The visible tattoo is the one on the back of my neck that people ask me about all the time; the one called Freya.
This is such a deeply personal inking that I reserve the right to answer (or not) any question regarding it. Depending on my mood, state of mind, or my snap judgment about the reason behind the curiosity, my answer can range from as detailed as it’s about to get right now, to almost a blank stare with me mouthing the lie, ‘Oh, it’s just a name.’
But of course it isn’t. It is based on the life, times, and adventures of Freya Stark. I read her story when I could only visualize my life going in a dark direction. There was nothing I could point to that showed me I could have anything better than what I had. But the life story of this petite, adventurous, turn of the 20th century woman, caused seeds of hope to be planted in me.
Despite her size, gender, and the times in which she lived, Freya Stark traveled the Orient, charted maps of the deserts, and experienced many adventures. I wondered, as I read her story while sitting in a hospital waiting room, if there was any way I could break out of the spiral I was in? Was it possible that the second half of my life could exceed the first half?
That is the story behind my tattoos. Both messages of hope etched into my skin. Whenever I catch a glimpse of them, or when someone asks me what they mean, what Freya means, they remind me there is hope. That is why it has been difficult for me to tell the full answer to curious strangers. So I admit; sometimes I have lied when you’ve asked.
Recently though, during one of my early morning devotion sessions, I felt a quickening in my spirit that all these years I’ve used these tattoos as symbols of hope, I have actually been hoping in myself and my abilities and strengths. I felt chastised by the Holy Spirit that I had taken on a work that was His. I had been bearing the burden, thinking that the onus lay on me to make these things happen; but I was wrong. I had forgotten ‘Commit to the Lord whatever you do, and he will establish your plans.’ (Prov 16:3); I knew that he would give beauty for ashes, and restore the years the locusts had eaten, but somehow I had held on to the reins for making my future a better place than my past had been.
I repent of that belief. When I subjected myself to the ink I needed a visible emblem of hope. I felt so hopeless that I needed something that my eyes could see because nothing else around me gave me any hope.

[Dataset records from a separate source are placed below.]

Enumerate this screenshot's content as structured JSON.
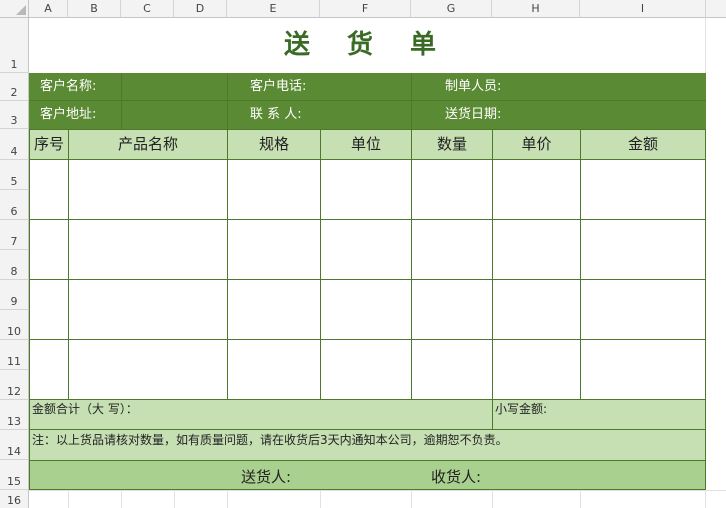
{
  "sheet": {
    "columns": [
      "A",
      "B",
      "C",
      "D",
      "E",
      "F",
      "G",
      "H",
      "I"
    ],
    "rows": [
      "1",
      "2",
      "3",
      "4",
      "5",
      "6",
      "7",
      "8",
      "9",
      "10",
      "11",
      "12",
      "13",
      "14",
      "15",
      "16"
    ]
  },
  "form": {
    "title": "送 货 单",
    "info_row1": {
      "customer_name": "客户名称:",
      "customer_phone": "客户电话:",
      "creator": "制单人员:"
    },
    "info_row2": {
      "customer_address": "客户地址:",
      "contact": "联 系 人:",
      "delivery_date": "送货日期:"
    },
    "table_headers": [
      "序号",
      "产品名称",
      "规格",
      "单位",
      "数量",
      "单价",
      "金额"
    ],
    "total_upper": "金额合计（大 写）：",
    "total_lower": "小写金额:",
    "note": "注：以上货品请核对数量，如有质量问题，请在收货后3天内通知本公司，逾期恕不负责。",
    "sender": "送货人:",
    "receiver": "收货人:"
  },
  "colors": {
    "dark_green": "#5b8a34",
    "light_green": "#c6e0b4",
    "mid_green": "#a9d08e",
    "title_green": "#3a6b24"
  }
}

I’ve outgrown the need for those visible symbols though. I look back on the time that has passed between that festival day when I got Freya on a whim, and today, and I see how God has been working to make my life better, and help me rise up, and I know that only my role in all of it has simply been to obey as he has led.
The tattoos to me now signify his work in my life. They make me remember that he is always working on my behalf and that he has plans for me that far exceed anything I could ask for. As visible symbols they are no longer necessary, and no longer hold the same meaning they did when I first got them.
Sometimes, when our hope is small we do need visible and tangible tokens to keep faith alive, and to strengthen us; but thank God that we don’t have to stay there. As we mature in Christ the meanings shift. We take our eyes off the tokens and fix them on Jesus instead. He is our hope.